Questa non sarebbe per nulla una buona notizia per Kyjiv: un accordo senza forti garanzie di sicurezza equivarrebbe a una resa a Vladimir Putin. Al leader russo verrebbe così concesso di perpetrare un nuovo e più violento assalto nei confronti dell’Ucraina. Oltre a ciò, l’allontanamento dell’America dal quadrante euroasiatico potrebbe anche portare a una spaccatura in Europa, con Paesi che continuerebbero a orbitare attorno agli Stati Uniti e altri che ne prenderebbero le distanze.

Come convincere Putin a trattare, però? Trump potrebbe minacciare di far crollare l’economia russa abbassando il prezzo del petrolio e del gas, incentivando le operazioni di estrazione da pozzi sul territorio americano, spiega Mike Waltz, uno dei principali portavoce repubblicani sulla sicurezza nazionale alla Camera dei Rappresentanti. La leva economica, secondo questa tesi, potrebbe permettere a Trump di intavolare un accordo con un Putin in una condizione di superiorità.

Anche sulla guerra in Medio Oriente, stando a quanto dicono i suoi uomini, Trump avrebbe un piano. Persone vicine al tycoon insistono sul fatto che non esiterebbe a fare pressioni su Benjamin Netanyahu se ritenesse che fosse arrivato il momento giusto per un accordo. «Il Presidente Trump può separare Israele da Netanyahu», afferma Ric Grenell, un energico sostenitore di Trump. «Può essere critico nei confronti delle decisioni della sua leadership, pur mantenendo il sostegno al diritto del Paese di difendersi».

Una possibilità è che Trump inviti Netanyahu a Washington per spingerlo verso un cessate il fuoco che porti alla restituzione degli ostaggi presi da Hamas. E questo perché Trump è intenzionato a tornare all’idea di un accordo con Israele e Arabia Saudita per una pace regionale a lungo termine.

Trump sarebbe disposto anche ad aumentare la pressione sul vecchio nemico di Israele, l’Iran. Nel suo primo mandato ha ritirato l’America dall’accordo sul nucleare iraniano del 2015. Ora, secondo Fred Fleitz dell’America First Policy Institute Center for American Security, l’obiettivo dovrebbe essere quello di mandare nuovamente in bancarotta l’Iran e di ripristinare la massima pressione.

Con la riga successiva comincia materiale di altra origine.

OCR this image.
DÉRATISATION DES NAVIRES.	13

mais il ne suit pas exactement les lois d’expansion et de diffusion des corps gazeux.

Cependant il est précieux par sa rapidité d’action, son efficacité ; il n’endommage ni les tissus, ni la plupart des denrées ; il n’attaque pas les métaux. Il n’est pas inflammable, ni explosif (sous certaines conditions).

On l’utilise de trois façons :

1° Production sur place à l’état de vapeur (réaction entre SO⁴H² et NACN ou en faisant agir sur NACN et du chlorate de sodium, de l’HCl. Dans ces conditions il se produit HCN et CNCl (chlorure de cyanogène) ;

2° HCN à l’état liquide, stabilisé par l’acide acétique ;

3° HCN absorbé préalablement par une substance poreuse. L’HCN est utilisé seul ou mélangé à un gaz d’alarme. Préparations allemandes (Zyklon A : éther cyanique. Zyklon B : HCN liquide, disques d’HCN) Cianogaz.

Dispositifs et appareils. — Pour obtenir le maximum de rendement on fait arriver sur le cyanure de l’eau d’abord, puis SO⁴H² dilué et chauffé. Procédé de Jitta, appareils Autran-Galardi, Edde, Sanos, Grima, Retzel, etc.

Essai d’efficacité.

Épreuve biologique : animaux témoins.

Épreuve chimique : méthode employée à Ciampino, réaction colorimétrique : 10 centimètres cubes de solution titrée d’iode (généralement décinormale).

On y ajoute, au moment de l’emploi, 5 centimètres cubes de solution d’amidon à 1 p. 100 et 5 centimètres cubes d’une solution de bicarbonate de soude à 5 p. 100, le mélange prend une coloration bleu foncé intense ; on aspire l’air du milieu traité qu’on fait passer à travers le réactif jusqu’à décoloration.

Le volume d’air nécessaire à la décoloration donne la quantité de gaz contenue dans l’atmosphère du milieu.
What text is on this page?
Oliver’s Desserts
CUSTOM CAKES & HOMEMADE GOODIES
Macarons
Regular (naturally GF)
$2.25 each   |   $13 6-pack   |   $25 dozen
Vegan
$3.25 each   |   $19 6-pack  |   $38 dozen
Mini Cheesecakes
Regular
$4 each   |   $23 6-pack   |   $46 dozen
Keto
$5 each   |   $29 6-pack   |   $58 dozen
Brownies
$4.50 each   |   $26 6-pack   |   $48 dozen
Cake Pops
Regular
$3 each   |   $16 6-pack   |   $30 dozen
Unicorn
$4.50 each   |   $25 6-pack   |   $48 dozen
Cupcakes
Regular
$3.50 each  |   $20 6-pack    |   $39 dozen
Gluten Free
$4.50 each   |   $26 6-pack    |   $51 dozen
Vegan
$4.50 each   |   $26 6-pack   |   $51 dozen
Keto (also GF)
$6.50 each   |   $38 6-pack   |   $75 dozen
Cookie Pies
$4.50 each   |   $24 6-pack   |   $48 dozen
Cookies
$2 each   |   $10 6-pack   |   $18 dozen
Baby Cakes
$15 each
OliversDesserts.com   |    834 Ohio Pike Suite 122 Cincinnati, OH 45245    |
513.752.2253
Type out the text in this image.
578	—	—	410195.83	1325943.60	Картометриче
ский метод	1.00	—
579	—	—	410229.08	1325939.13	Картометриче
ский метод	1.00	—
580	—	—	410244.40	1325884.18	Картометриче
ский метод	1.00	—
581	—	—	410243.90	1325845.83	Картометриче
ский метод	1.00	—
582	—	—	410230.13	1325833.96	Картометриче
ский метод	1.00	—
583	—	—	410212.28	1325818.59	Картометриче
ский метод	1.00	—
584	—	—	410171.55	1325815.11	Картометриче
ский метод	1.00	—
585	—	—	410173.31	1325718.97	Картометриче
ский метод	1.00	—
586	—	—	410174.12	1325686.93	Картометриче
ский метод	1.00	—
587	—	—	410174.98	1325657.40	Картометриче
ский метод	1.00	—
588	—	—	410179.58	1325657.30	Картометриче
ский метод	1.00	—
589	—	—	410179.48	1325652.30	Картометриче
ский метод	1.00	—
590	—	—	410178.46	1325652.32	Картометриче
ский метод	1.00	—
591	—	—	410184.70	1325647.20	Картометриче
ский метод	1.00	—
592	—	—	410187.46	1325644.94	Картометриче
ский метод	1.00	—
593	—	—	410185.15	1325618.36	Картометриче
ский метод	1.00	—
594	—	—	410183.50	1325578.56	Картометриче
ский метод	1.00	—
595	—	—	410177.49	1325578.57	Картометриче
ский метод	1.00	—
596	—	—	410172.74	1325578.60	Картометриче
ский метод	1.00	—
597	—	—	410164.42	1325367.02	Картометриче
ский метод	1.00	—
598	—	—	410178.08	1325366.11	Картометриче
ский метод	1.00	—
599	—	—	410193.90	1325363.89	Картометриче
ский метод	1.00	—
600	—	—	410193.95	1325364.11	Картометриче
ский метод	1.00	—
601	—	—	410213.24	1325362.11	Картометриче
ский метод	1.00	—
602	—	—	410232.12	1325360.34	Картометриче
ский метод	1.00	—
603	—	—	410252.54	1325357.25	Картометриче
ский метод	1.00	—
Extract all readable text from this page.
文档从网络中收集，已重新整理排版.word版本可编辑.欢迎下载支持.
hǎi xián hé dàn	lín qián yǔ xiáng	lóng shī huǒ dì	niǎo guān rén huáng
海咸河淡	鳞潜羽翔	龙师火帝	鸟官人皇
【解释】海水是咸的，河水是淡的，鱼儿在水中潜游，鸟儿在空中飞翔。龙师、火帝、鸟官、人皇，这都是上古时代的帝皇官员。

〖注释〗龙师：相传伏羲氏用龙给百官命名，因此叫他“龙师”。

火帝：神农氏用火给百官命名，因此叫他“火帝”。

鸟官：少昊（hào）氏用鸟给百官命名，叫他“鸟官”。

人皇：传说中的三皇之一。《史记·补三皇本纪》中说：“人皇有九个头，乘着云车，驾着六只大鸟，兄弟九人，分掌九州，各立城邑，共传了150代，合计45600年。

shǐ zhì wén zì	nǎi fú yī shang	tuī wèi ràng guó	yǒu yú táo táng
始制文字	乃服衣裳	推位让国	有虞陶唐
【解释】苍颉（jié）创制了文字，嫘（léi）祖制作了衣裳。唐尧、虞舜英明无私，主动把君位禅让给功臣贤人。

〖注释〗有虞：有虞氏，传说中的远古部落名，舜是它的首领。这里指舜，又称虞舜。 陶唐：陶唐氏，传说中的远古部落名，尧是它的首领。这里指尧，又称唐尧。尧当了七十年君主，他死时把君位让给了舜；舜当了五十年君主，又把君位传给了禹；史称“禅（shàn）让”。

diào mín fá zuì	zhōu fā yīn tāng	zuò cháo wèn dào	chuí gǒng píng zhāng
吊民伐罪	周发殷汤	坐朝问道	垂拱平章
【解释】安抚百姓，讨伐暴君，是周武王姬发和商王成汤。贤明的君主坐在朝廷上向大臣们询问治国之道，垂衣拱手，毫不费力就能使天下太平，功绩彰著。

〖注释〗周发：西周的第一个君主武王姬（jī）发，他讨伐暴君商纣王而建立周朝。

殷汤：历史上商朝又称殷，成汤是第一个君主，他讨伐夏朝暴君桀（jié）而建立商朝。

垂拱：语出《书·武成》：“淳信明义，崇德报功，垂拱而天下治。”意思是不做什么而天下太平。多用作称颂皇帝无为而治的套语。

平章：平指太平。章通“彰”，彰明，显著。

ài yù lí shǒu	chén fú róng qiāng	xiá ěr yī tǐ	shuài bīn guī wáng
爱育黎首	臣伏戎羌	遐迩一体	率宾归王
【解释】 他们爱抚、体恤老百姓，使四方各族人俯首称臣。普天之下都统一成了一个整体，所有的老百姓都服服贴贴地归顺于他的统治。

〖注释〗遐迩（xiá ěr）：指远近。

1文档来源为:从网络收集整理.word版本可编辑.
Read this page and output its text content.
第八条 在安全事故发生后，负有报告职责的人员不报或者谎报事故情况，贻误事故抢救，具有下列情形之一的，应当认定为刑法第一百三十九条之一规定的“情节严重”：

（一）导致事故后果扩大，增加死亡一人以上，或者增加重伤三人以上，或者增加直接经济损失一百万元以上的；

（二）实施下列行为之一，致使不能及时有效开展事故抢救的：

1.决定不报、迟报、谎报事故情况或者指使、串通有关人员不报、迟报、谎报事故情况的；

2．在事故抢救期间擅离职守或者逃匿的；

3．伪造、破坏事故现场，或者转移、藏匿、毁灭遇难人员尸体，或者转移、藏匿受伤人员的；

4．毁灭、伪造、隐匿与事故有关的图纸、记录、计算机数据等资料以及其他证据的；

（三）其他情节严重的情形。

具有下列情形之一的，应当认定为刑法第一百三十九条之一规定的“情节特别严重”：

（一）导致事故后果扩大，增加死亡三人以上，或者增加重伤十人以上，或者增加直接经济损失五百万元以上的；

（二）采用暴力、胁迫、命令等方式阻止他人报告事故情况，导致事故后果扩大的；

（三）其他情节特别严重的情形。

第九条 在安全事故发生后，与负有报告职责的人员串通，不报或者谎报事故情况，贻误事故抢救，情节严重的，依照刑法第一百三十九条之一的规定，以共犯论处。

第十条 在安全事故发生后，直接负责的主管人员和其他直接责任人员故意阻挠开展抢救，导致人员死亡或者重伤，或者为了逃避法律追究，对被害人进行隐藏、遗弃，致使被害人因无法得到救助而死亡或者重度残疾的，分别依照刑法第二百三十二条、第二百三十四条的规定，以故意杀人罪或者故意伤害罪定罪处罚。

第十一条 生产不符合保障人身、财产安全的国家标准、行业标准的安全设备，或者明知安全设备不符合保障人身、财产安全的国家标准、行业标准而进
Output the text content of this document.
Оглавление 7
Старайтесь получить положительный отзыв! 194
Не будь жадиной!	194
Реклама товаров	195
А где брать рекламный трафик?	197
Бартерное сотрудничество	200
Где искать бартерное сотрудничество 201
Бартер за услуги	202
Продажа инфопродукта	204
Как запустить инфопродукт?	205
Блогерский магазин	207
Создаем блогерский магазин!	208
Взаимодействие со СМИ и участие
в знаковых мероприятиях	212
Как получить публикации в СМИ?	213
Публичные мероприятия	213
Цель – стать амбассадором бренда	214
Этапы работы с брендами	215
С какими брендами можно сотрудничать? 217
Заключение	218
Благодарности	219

Per quanto concerne la Cina, infine, una questione cruciale è come risolvere la divergenza tra i falchi del suo partito, che parlano di una nuova guerra fredda con la Cina – considerando la delicata questione di Taiwan, e il suo istinto di applicare la leva economica e fare accordi con Pechino. «Trump parla molto più di accordi commerciali, tariffe e valuta che di ciò che faremo in un conflitto nello Stretto di Taiwan», dice Waltz. L’ex presidente ha infatti dichiarato che si aspetta che Taiwan spenda di più per la difesa, e che l’isola non possa dare per scontato il sostegno di Washington in caso di invasione di Pechino.

Sul commercio con la Cina, Trump condivide la visione di Biden. Al momento dell’insediamento, infatti, entrambi hanno imposto tariffe a Pechino per proteggere le industrie strategiche americane. L’unica differenza è che Trump minaccia un regime più caotico di quello di Biden. In questo scenario, l’ex presidente si aspetta che l’Europa si unisca all’America nell’aumentare le tariffe sulle esportazioni cinesi.